Imagine if you were to throw your keys up in the air, and instead of slowing and falling back down, they sped up towards the ceiling. As counterintuitive as it might seem, this is one appropriate analogy for the way our universe behaves. According to fundamental laws of physics, since the Big Bang, physicists thought the expansion of the universe had to slow. The universe is full of matter and the attractive force of gravity pulls all matter together. However, in 1998, the Hubble telescope provided evidence that our amazing universe is actually expanding at an accelerating rate.
No one expected this, and no one knew how to explain it, but something was causing it. (Ironically, this Nobel-winning discovery came from a mission whose initial goal was to measure how much this expansion is expected to slow down over time).
Scientists still don’t have an explanation for this mysterious anti-gravity force, but they have given the phenomenon a name: dark energy. We know how energy exists in the universe from studying how it affects the expansion of the universe’s elements. Observing space with the naked eye would suggest that the universe is mostly empty, but dark energy is at work in 70 per cent of those ‘empty’ spaces, relentlessly pushing elements in the universe apart.

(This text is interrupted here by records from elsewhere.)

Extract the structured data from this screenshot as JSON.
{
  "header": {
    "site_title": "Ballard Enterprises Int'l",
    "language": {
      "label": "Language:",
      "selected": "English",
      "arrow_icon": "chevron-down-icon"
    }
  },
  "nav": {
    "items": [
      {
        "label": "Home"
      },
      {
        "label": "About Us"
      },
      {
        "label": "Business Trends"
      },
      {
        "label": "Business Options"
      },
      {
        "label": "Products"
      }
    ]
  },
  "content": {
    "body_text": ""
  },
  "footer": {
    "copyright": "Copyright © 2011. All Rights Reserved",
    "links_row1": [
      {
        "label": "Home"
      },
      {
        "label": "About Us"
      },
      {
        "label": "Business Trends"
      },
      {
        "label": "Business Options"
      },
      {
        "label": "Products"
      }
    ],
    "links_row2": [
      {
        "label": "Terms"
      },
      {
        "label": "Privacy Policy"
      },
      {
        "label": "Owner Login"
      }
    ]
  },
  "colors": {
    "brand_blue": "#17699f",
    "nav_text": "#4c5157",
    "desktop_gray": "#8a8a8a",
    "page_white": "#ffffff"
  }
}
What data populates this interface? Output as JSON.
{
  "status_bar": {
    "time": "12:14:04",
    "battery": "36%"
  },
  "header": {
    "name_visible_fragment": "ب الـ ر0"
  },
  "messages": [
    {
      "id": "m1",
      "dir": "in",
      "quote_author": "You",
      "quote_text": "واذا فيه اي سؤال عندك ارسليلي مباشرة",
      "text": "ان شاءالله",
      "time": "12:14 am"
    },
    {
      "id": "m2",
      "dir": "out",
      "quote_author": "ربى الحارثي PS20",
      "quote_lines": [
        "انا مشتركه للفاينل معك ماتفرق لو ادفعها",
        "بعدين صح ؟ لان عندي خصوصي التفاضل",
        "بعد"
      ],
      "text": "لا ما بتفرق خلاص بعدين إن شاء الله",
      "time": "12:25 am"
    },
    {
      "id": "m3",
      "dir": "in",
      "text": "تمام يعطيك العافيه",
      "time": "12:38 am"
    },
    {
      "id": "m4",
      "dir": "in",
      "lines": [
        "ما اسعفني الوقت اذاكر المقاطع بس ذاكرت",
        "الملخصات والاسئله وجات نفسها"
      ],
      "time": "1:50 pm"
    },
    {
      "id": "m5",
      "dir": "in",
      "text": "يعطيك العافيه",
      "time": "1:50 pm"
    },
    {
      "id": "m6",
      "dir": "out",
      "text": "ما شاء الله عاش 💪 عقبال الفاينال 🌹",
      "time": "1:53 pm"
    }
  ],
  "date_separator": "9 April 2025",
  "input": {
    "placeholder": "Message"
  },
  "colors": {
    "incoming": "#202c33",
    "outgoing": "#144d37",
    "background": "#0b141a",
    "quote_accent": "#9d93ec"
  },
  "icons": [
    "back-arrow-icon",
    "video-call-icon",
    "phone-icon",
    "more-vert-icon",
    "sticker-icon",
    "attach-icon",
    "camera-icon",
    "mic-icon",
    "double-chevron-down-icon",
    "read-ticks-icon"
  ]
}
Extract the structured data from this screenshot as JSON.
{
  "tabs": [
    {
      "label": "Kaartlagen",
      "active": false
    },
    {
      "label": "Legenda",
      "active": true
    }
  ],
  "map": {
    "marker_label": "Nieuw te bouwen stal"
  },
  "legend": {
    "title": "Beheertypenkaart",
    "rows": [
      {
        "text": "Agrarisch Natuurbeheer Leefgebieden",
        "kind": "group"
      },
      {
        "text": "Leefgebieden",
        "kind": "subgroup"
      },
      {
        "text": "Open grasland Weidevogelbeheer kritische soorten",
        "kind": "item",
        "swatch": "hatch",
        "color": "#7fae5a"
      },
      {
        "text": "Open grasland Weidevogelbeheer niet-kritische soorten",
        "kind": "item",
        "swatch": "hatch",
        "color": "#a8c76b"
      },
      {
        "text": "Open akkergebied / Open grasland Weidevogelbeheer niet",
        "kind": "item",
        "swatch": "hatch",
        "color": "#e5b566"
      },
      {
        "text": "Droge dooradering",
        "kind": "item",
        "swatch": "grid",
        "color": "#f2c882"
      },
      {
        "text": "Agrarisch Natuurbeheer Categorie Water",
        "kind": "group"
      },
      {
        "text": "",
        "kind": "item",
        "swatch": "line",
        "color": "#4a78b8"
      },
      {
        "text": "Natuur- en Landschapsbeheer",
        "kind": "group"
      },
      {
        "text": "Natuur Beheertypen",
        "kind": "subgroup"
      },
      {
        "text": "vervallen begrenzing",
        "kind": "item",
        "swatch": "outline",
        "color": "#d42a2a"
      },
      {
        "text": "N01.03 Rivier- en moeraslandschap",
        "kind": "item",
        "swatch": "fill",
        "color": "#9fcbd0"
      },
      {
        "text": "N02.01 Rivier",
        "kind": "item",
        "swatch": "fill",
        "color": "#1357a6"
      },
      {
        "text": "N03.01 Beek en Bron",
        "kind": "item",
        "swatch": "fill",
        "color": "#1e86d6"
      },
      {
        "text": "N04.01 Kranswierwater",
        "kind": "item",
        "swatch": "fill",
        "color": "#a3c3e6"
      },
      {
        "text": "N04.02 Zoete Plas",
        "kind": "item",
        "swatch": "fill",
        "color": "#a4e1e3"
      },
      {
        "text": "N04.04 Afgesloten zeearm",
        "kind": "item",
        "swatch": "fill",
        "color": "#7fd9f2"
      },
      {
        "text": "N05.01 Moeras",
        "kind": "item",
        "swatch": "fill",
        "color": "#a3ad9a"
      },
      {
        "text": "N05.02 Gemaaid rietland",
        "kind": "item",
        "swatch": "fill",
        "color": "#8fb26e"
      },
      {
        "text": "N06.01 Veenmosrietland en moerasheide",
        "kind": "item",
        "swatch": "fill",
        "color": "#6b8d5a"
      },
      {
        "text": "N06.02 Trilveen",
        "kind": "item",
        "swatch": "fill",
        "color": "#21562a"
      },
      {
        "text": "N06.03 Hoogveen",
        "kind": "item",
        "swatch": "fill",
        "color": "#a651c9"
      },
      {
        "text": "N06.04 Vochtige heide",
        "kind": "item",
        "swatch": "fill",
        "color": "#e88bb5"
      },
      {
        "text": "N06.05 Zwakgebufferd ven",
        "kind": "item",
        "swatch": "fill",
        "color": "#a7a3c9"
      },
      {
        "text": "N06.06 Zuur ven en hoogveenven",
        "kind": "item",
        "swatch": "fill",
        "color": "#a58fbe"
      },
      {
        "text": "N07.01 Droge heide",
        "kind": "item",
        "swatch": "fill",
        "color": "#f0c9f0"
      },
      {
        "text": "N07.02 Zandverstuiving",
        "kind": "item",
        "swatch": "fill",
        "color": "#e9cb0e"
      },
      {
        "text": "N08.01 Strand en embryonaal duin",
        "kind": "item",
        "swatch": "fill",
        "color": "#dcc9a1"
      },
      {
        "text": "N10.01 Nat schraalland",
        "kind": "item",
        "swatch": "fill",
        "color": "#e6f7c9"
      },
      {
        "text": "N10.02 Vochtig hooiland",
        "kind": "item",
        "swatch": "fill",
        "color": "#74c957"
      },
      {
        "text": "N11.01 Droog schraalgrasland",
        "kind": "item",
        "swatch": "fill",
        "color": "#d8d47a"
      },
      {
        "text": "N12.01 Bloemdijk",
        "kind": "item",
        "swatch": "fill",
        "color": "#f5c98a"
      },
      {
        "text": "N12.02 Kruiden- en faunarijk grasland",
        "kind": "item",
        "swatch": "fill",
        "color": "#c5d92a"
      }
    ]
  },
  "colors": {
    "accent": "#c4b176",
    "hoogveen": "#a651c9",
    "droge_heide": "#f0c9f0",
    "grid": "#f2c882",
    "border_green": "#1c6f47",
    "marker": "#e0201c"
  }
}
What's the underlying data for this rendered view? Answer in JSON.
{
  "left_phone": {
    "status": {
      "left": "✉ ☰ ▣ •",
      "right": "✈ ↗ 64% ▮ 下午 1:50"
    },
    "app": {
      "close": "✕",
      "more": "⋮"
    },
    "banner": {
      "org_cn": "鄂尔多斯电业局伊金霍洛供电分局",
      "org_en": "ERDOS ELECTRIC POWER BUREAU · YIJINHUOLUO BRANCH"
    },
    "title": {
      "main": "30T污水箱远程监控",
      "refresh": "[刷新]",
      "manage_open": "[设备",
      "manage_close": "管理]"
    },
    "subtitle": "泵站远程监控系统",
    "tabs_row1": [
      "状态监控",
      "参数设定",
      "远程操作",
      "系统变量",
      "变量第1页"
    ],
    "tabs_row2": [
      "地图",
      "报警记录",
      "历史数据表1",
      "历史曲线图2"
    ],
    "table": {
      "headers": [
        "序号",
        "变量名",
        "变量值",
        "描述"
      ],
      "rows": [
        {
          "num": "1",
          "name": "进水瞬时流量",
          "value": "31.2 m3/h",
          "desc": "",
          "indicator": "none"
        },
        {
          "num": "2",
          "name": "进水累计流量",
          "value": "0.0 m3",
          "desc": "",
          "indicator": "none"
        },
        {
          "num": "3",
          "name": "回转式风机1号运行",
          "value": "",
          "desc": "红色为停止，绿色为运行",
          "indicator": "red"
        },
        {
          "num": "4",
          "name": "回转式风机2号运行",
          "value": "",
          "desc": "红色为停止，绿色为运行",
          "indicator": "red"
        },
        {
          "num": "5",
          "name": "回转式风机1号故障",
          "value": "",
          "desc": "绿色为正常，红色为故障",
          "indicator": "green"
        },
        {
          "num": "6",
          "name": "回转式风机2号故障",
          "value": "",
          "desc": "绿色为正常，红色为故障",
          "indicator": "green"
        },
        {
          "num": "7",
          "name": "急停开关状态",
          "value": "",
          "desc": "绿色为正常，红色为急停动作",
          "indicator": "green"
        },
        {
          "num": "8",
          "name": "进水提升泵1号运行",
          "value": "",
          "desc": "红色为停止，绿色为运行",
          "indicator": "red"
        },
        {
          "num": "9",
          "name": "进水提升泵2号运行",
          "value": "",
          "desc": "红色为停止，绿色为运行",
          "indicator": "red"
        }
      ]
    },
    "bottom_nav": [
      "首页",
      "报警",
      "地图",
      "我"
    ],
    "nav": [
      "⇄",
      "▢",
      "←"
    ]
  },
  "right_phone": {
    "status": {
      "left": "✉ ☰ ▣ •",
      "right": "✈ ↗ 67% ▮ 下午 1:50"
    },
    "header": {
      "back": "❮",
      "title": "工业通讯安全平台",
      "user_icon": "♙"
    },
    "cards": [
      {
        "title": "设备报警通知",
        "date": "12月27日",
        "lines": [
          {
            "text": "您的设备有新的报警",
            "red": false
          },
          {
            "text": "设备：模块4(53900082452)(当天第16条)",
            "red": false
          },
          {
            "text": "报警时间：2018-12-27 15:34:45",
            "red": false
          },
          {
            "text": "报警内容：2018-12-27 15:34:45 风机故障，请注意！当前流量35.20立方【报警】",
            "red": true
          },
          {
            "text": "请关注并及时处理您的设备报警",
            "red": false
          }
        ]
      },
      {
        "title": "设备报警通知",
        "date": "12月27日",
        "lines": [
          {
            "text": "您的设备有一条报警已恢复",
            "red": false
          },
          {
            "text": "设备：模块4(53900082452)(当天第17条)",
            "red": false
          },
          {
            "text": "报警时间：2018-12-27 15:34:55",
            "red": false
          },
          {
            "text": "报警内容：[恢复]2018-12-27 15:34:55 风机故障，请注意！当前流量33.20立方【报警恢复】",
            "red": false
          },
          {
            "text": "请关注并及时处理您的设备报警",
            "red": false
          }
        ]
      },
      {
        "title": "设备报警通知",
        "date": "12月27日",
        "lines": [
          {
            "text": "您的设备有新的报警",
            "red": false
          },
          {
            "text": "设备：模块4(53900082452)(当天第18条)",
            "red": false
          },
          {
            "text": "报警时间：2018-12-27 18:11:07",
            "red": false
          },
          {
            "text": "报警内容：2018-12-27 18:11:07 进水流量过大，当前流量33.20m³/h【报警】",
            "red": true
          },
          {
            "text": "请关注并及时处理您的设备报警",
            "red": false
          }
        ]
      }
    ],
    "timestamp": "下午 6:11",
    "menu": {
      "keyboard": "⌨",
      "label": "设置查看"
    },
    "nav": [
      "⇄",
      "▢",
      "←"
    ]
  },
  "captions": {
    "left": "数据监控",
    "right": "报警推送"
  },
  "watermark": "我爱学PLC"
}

There is no direct way to interact with dark energy and measure its properties, and this is a profound problem inunravelling its mystery.
Unlike normal energy, dark energy does not seem to act through any of the fundamental forces of nature other than gravity. The evidence for dark energy is indirect. One of the ways researchers currently infer its existence is by watching massive galaxy clusters, some of the biggest elements in the universe, and mapping their movements to see how dark energy interacts with them.
In an effort to measure this, the South Pole Telescope (SPT), which measures 10 metres in diameter, was built at the southernmost point on Earth in Feb., 2007. The U.S. National Science Foundation-funded SPT initiative is an international collaboration between over a dozen mostly North American institutions, including McGill.
Tijme de Haan, a graduate student in physics at McGill and a lead author of a recent paper submitted to The Astrophysical Journal that analyzed galaxy clusters using SPT data, spoke to the Tribune about the project.
“The SPT is designed to detect the millimetre wavelength of light called the cosmic microwave background (CMB),” he said. “It is the earliest light in the universe emitted when it was 3,000 years old. By inferring its properties, we can capture a snapshot of the universe as it was long ago.”
Scientists believe that studying the CMB enables us to gather clues about the birth, evolution, and eventual fate of the universe. The CMB, which is just leftover radiation from the Big Bang, journeyed throughout the universe for 14 billion years, carrying information about cosmological evolution. It plays a role in mapping the geography of massive galaxy clusters from which we can derive the influence dark energy played in their evolution.
“Our paper is basically about counting galaxy clusters and looking at how many there are as a function of how far away they are and [then] inferring about dark energy,” de Haan said. “CMB leaves ‘shadows’ of very large galaxy structures across [the] history of the universe … Using the data from the SPT, we can go as far back in time as we want to see whether these galaxy clusters were formed very early on or just very recently. It gives us an idea of how fast galaxies were formed over cosmic time.”
Einstein’s cosmological constant was introduced in the theory of general relativity to accommodate a static universe, which was the theory during his era. To keep the universe from collapsing under gravity like a house of cards, Einstein hypothesized there was a repulsive force at work, called the cosmological constant, that counteracted gravity’s tug.
“When Einstein was applying his theory to the universe, he found that there was a factor that allowed for the universe to expand and accelerate, but he set that term to zero because he thought that couldn’t happen for a static universe … Now that we know universe is accelerating, people have started to investigate that term,” Alex van Engelen, another McGill graduate student involved in the project, said.
Since its commission in Feb., 2007, the 28-tonne SPT has looked at 2,500 square degrees of the sky (approximately one-fifth of the southernmost sky), but according to de Haan, only a small fraction of the data gathered has been analyzed. The complete analysis of the full data might bring exciting cosmological breakthroughs.
“As data analysis is going on, and from additional observations from other telescopes, we were able to trace galaxy clusters, and measure the mass of neutrinos—very light, almost massless particles, with some radioactive decays,” de Haan said. “If neutrinos have mass, it slightly changes the class of structures or how structures collapse.”
Such extensive and precise measurements would not have been possible without the SPT.
“First of all, Antarctica is very high up, and there’s a very large ice sheet. So there’s a high elevation and it’s very cold, hence the air there becomes very dry. There’s very little water vapour so the SPTcan give us a clear picture of the sky without being contaminated (water can absorb millimetre wave signals),” explained de Haan.
Hopefully this clear picture will help researchers accurately map the distribution of matter in the universe, and, one day, uncover the secret identity of dark matter.